As horrid details of the brutal torture and treatment of human rights lawyer Gao Zhisheng have recently become known, a human rights leader in the U.S. Congress is urging the Chinese government to immediately allow Gao to come to the United States for medical care.
“Gao Zhisheng has suffered unspeakable and repeated torture because he has championed freedoms respected worldwide, but hated by China’s leaders,” said U.S. Rep. Chris Smith, co-chairman of the U.S. Commission on China (CECC), and Chairman of the House Foreign Affairs global human rights subcommittee. Gao was released from a Chinese prison on August 7th but remains under de facto “house arrest.”
“The Administration should be working overtime to help Gao return to the care and comfort of his wife and children,” Smith said. “They are here in the U.S. and he should be, too.”
Gao’s family recently reported that he is suffering from acute physical and mental problems related to the torture, malnutrition, and lengthy solitary confinement he experienced in prison. He was reportedly beaten repeatedly, kept in a small, dimly lit cell, denied any human conversation or reading materials, and fed a piece of bread and cabbage once a day. Gao’s family has asked for an immediate medical parole so he can travel to the U.S. for medical treatment. (South China Post article)
“The life of a dissident in China is brutal and nasty,” Smith said. “The U.S. cannot persist in the fantasy that China’s communist rulers will treat people justly--particularly those who advocate for freedom, liberty and the rule of law.
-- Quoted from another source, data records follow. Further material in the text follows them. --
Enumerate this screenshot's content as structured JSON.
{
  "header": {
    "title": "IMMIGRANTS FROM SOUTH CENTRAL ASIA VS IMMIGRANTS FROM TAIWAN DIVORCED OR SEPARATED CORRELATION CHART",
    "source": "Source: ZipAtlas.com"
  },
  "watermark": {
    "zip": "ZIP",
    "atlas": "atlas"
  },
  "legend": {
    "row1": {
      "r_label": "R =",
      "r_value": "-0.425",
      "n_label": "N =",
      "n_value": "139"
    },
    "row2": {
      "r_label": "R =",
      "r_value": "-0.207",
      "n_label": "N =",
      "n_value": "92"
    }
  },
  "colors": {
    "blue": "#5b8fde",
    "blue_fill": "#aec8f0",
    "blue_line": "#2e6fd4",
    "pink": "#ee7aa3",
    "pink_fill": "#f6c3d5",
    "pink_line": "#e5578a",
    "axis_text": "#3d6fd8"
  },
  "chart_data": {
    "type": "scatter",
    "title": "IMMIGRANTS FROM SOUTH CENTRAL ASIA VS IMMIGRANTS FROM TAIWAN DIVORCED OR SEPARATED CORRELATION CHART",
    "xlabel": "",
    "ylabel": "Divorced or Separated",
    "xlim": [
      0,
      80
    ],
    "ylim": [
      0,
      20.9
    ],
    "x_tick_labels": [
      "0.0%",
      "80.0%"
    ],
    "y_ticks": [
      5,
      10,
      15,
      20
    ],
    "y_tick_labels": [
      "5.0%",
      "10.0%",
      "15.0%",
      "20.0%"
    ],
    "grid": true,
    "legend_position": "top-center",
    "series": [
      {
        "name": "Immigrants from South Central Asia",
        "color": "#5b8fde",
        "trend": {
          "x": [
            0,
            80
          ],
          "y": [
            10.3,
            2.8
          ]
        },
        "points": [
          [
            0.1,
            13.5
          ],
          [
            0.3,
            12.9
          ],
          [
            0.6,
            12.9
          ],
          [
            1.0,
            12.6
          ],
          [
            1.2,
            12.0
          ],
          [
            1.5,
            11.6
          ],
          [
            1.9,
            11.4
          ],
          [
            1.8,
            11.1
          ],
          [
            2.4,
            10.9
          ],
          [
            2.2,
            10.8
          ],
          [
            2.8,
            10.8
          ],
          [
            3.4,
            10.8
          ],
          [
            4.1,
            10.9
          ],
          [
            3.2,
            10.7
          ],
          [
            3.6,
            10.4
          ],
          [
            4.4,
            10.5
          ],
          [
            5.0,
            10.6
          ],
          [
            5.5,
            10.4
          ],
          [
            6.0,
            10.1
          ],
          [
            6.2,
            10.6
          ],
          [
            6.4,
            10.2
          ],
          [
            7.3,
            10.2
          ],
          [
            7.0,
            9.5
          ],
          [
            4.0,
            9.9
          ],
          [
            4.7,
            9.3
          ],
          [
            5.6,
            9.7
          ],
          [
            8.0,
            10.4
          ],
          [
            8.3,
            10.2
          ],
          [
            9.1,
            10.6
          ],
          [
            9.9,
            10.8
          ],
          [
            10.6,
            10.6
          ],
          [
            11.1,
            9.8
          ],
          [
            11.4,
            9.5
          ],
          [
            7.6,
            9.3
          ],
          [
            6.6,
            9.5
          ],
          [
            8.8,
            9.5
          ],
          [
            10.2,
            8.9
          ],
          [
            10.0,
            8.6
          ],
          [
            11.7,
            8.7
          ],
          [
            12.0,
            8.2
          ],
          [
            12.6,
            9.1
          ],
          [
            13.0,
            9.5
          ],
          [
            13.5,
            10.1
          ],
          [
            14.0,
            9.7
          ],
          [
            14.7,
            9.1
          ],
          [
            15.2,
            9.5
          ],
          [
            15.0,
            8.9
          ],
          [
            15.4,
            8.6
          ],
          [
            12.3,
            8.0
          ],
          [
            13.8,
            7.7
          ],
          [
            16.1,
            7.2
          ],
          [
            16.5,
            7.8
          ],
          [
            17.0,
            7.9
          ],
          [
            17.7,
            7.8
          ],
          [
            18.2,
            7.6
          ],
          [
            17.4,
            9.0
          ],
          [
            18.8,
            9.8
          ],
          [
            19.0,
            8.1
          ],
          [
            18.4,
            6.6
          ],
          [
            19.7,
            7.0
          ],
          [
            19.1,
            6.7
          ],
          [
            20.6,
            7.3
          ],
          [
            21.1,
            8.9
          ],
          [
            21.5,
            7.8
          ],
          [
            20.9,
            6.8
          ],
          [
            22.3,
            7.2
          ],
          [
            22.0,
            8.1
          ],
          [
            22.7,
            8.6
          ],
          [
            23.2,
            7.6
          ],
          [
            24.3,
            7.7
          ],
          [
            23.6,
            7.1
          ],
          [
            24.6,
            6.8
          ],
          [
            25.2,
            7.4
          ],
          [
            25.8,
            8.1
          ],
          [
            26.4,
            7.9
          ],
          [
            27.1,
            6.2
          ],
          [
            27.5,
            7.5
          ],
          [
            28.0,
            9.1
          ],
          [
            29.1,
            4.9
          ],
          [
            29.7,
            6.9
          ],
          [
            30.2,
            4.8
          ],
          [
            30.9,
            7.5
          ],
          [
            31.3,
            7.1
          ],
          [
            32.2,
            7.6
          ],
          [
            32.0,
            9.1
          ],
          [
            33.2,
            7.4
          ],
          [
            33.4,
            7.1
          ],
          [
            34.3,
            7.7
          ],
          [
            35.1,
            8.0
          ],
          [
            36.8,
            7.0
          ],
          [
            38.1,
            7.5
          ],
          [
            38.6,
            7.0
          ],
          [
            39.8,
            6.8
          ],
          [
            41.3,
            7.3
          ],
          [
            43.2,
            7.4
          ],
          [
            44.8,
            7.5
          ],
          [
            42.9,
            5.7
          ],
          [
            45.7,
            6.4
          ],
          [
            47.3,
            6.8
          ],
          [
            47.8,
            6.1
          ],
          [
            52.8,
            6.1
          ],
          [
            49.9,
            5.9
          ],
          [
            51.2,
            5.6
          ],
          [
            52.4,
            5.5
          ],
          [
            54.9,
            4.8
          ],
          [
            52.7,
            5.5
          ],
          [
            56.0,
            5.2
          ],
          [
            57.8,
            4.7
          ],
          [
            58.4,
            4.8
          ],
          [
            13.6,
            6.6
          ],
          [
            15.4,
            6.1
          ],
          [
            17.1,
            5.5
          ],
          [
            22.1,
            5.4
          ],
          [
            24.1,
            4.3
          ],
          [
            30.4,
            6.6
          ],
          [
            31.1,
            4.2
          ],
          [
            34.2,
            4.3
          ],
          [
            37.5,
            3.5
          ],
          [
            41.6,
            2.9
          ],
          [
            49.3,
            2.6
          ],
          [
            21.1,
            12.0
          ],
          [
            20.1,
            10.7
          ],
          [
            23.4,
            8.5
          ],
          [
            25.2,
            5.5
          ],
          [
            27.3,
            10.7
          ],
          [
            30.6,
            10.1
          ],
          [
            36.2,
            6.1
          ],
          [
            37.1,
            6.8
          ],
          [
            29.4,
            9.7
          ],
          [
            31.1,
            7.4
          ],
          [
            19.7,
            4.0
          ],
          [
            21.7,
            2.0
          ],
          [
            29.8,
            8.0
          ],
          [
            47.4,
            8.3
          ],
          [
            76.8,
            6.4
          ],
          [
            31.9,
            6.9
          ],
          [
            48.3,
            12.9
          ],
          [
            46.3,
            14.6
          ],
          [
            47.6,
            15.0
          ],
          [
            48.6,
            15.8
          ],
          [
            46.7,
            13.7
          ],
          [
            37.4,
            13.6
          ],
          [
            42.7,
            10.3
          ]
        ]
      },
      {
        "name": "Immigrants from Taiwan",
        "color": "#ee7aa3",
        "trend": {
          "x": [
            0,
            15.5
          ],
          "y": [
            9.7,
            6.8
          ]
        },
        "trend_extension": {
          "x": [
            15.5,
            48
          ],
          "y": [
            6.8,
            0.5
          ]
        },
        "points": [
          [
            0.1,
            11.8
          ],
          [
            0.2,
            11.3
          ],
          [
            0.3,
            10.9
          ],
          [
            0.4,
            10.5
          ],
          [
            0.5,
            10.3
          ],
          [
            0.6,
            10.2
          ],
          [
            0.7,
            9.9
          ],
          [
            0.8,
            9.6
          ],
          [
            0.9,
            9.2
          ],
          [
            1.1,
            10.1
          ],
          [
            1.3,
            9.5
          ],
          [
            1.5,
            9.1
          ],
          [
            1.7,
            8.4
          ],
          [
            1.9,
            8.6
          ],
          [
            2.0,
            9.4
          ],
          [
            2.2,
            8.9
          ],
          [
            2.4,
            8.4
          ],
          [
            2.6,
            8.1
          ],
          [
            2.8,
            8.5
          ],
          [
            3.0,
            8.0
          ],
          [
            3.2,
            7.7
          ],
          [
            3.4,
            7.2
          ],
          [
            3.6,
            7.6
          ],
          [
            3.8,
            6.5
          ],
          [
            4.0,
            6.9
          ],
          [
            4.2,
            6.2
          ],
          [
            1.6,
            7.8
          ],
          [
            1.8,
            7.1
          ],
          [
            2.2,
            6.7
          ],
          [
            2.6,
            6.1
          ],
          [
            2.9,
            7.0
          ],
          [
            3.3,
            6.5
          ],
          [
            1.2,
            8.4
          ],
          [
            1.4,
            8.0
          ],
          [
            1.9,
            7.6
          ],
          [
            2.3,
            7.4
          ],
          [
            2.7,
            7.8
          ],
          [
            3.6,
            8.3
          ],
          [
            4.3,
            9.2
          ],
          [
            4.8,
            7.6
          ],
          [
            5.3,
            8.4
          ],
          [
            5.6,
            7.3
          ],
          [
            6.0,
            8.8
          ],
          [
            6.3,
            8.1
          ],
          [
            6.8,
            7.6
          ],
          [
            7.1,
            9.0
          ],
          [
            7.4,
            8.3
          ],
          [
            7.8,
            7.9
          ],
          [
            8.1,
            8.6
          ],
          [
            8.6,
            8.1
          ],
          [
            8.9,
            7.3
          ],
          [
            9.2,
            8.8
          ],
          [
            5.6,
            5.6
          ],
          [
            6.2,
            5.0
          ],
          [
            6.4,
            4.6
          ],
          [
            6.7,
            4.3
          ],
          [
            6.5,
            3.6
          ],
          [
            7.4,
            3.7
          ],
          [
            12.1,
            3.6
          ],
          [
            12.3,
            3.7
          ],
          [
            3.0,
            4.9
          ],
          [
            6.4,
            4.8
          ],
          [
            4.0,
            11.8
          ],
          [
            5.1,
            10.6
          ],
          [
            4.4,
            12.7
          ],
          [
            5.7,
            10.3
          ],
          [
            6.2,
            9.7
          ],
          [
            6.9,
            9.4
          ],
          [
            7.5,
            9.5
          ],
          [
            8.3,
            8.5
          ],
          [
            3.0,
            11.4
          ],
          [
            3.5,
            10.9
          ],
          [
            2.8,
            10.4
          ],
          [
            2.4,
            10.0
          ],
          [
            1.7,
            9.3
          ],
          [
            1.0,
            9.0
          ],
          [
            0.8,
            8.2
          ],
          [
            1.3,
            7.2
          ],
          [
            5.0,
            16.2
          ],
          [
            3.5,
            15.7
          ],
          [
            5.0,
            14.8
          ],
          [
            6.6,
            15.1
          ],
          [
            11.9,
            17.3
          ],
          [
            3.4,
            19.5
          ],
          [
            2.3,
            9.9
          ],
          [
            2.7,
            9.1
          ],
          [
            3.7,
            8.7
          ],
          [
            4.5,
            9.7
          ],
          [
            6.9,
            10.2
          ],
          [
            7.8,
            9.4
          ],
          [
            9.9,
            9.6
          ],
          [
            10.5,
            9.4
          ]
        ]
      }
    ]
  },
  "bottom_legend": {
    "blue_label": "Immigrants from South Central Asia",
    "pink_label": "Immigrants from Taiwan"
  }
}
Gao’s freedom should be among the Administration’s top priorities with China.”
The bipartisan U.S. Congressional-Executive Commission on China estimates there are over 1,200 known political prisoners suffering in China. (Click on http://www.cecc.gov/resources/political-prisoner-databaseto view the CECC’s prisoner information.)
“More needs to be done for the thousands of other prisoners of conscience in China,” said Smith, who has held more than 45 hearings on human rights abuses in China. “That is why I’ve introduced H.R. 5379 to give the President and Secretary of State tools to deny entry visas or freeze the assets of any Chinese official who tortures and abuses freedom-loving dissidents like Gao Zhisheng. China’s police and government official must know that entry into the U.S., or owning property or sending their children to U.S. schools, is a privilege, not a right. Those who so brutally denied freedom to Gao Zhisheng, and so many others, should not benefit from our freedoms.”